Medikamente unbedingt richtig lagern
Doch auch Medikamente, die nicht zu den genannten Risikowirkstoffen gehören, können im Sommer Probleme bereiten – zumindest, wenn man sie nicht korrekt lagert. Denn zu hohe Temperaturen können Arzneimittel beschädigen und sie damit unwirksam machen oder Nebenwirkungen hervorrufen. Die meisten Medikamente fühlen sich bei Raumtemperatur zwischen 15 und 25 Grad wohl, es gibt jedoch auch Präparate, die in den Kühlschrank müssen, zum Beispiel Insulin. Bei der Lagerung sollte man sich daher immer an den Informationen auf der Verpackung orientieren – vor allem, weil man vielen Medikamenten wie Asthmaspray hinterher nicht ansieht, wenn sie zu heiß geworden sind.
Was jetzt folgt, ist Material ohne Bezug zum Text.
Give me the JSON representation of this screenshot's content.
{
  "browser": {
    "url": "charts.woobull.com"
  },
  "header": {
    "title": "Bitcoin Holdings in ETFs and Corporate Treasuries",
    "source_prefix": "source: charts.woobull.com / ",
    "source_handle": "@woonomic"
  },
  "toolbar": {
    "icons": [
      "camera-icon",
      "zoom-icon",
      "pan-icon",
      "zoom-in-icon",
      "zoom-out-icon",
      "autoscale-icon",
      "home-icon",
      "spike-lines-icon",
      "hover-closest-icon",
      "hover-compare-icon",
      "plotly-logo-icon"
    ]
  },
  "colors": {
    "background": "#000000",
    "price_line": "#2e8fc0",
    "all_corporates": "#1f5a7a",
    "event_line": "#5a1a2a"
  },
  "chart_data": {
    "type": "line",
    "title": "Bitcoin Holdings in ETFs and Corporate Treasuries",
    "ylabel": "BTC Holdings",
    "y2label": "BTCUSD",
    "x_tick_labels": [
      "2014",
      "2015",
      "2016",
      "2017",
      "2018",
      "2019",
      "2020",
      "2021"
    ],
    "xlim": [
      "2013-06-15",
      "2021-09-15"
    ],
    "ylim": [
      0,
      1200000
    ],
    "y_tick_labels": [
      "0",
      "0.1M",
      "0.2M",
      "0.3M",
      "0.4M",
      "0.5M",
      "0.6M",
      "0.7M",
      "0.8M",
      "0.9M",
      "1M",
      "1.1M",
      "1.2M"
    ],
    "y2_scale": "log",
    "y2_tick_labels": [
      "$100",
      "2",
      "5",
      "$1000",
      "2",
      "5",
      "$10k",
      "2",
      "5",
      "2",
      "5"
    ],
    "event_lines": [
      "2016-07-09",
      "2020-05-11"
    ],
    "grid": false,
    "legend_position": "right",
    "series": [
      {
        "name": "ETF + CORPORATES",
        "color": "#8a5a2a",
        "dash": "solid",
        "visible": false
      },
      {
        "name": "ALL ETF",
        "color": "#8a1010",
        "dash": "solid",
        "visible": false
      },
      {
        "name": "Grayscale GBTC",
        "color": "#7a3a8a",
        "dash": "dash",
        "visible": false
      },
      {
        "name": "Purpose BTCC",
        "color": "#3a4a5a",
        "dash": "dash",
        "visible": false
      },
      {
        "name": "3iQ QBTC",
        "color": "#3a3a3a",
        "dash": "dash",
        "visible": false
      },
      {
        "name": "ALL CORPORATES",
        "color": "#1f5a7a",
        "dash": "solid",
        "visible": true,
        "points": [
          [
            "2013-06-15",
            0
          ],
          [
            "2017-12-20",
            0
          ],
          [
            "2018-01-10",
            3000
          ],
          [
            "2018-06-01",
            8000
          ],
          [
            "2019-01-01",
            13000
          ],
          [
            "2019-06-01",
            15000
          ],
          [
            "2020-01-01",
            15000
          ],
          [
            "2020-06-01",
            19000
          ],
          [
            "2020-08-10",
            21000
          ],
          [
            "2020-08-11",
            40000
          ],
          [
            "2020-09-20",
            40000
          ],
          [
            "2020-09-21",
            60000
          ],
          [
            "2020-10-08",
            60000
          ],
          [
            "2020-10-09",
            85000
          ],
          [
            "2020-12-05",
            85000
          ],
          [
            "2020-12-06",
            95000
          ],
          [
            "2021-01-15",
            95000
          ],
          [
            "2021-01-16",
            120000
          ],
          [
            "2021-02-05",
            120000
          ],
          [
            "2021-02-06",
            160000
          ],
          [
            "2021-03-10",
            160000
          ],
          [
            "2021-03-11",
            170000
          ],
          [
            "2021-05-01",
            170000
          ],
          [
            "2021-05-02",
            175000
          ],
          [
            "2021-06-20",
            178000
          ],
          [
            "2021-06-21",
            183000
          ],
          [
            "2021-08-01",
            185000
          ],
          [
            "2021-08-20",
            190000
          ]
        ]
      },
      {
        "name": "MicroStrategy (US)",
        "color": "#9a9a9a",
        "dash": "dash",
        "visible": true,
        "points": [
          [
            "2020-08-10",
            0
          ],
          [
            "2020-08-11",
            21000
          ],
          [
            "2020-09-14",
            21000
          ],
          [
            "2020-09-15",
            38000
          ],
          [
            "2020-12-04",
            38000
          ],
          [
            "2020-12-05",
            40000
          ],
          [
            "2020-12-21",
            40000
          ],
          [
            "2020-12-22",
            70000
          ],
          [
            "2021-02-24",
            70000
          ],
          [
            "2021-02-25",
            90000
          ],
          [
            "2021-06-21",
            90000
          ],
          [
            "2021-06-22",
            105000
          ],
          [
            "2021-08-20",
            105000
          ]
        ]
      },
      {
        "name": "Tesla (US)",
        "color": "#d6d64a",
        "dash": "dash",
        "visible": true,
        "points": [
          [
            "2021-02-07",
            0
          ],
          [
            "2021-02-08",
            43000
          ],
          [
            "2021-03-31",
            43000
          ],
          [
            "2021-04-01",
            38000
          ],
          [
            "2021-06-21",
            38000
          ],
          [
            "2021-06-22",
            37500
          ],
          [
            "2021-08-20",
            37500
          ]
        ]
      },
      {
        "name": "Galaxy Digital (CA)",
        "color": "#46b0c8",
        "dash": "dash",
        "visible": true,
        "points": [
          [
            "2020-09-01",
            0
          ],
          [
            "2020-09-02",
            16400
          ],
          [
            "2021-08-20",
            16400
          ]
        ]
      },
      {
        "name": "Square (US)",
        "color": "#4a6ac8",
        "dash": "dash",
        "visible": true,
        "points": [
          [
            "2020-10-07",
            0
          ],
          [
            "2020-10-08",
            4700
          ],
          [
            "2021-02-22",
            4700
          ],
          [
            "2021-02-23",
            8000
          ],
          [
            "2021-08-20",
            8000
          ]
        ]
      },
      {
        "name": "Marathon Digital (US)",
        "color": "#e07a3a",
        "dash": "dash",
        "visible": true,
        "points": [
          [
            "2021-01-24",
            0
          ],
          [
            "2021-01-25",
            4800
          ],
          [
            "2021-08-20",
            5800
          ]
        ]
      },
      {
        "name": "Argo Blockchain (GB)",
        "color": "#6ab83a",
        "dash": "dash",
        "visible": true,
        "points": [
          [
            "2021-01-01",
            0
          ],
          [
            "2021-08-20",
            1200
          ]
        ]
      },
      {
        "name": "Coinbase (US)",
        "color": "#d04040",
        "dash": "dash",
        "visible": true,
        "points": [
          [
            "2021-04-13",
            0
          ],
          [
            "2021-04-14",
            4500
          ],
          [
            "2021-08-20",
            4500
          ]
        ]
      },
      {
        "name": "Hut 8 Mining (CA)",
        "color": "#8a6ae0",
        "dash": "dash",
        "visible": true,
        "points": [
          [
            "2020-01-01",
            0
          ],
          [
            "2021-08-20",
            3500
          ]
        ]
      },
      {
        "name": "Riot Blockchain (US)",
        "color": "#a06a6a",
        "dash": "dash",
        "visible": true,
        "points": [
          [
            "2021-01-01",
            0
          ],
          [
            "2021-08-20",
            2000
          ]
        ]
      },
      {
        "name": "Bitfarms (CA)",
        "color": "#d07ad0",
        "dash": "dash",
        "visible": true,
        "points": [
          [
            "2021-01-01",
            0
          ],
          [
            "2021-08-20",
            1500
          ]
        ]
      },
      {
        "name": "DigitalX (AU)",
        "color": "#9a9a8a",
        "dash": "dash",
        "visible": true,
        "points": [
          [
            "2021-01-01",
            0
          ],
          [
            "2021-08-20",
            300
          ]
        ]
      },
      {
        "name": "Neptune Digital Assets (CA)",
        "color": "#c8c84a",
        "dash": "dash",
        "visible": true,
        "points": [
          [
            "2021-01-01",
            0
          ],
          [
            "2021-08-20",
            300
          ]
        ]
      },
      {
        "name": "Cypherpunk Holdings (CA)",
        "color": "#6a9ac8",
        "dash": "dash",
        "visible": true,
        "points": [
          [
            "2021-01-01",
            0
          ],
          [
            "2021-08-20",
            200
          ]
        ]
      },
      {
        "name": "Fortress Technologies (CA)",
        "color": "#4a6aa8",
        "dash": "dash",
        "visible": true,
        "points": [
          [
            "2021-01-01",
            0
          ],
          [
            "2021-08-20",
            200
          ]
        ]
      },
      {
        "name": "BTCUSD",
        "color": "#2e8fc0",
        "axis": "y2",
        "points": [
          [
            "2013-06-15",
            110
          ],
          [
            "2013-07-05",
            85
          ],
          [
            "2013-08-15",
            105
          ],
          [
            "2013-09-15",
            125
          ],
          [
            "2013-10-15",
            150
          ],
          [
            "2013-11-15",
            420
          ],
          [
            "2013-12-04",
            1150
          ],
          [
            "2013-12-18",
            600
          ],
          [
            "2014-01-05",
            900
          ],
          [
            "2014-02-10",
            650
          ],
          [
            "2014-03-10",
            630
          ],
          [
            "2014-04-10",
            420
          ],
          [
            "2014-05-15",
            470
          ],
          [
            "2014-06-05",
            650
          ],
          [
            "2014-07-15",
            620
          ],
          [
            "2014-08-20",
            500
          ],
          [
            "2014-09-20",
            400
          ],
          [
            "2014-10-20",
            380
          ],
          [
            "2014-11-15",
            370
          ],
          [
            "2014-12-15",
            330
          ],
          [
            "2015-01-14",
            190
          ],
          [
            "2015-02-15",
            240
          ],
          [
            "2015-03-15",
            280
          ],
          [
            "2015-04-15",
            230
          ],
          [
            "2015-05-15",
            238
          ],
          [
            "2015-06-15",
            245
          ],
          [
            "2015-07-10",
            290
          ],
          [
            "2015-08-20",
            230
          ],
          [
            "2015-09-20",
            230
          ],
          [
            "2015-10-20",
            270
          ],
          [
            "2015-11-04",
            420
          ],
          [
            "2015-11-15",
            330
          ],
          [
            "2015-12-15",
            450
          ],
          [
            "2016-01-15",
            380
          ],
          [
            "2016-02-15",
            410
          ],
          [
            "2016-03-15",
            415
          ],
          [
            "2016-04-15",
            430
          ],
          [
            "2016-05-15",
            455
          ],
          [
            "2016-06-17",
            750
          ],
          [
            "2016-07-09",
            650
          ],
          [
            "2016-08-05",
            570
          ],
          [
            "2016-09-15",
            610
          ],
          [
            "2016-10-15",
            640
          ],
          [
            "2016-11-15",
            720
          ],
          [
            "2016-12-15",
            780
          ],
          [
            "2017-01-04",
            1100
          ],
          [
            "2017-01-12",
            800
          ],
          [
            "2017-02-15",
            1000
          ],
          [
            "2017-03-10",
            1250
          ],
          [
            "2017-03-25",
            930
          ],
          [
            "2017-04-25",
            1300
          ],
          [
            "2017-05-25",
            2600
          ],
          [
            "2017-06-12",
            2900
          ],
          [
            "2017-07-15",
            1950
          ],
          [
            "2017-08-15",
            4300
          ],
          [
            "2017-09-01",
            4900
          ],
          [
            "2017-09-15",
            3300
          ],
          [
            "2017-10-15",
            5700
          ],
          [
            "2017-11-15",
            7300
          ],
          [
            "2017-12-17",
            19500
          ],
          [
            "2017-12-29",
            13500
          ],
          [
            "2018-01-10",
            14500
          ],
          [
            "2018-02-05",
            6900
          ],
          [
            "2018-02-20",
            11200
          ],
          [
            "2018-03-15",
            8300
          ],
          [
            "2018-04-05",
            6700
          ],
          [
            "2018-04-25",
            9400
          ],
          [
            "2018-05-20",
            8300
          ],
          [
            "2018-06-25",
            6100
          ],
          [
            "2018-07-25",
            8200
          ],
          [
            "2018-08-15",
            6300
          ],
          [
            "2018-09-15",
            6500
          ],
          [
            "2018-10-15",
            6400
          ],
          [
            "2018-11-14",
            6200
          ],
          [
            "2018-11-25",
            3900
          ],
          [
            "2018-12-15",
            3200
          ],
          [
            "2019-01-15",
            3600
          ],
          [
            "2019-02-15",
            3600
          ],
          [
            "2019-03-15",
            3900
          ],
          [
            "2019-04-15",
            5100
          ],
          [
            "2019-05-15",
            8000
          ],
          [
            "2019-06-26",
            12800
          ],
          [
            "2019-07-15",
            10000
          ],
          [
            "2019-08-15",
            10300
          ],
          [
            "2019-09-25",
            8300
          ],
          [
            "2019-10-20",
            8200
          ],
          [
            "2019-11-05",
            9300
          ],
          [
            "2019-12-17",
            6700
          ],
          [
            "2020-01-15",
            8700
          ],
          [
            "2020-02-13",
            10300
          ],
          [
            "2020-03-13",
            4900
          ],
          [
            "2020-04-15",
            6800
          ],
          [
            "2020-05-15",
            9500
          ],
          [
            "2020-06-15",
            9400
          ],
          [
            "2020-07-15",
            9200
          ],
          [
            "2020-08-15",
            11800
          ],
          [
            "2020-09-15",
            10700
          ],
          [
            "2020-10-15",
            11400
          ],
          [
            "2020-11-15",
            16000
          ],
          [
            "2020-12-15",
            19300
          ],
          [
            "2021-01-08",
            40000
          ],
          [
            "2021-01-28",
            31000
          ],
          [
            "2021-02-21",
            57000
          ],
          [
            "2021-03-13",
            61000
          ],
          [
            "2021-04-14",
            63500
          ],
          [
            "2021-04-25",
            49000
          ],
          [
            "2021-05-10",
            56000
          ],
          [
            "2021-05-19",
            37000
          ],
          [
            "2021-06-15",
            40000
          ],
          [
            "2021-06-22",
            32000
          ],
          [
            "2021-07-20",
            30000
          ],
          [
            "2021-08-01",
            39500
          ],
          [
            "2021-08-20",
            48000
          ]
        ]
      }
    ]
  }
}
Spätestens wenn man einem Medikament aber eindeutig ansieht, dass es zu viel Hitze abbekommen hat, sollte man es entsorgen und nicht weiter verwenden. Tabletten verfärben sich zum Beispiel bei falscher Lagerung, entwickeln Risse oder fangen an, ungewöhnlich zu riechen. Säfte und Injektionslösungen können bei zu hohen Temperaturen ausflocken oder eintrüben. Und bei Salben können sich die flüssigen von den festen Bestandteilen lösen.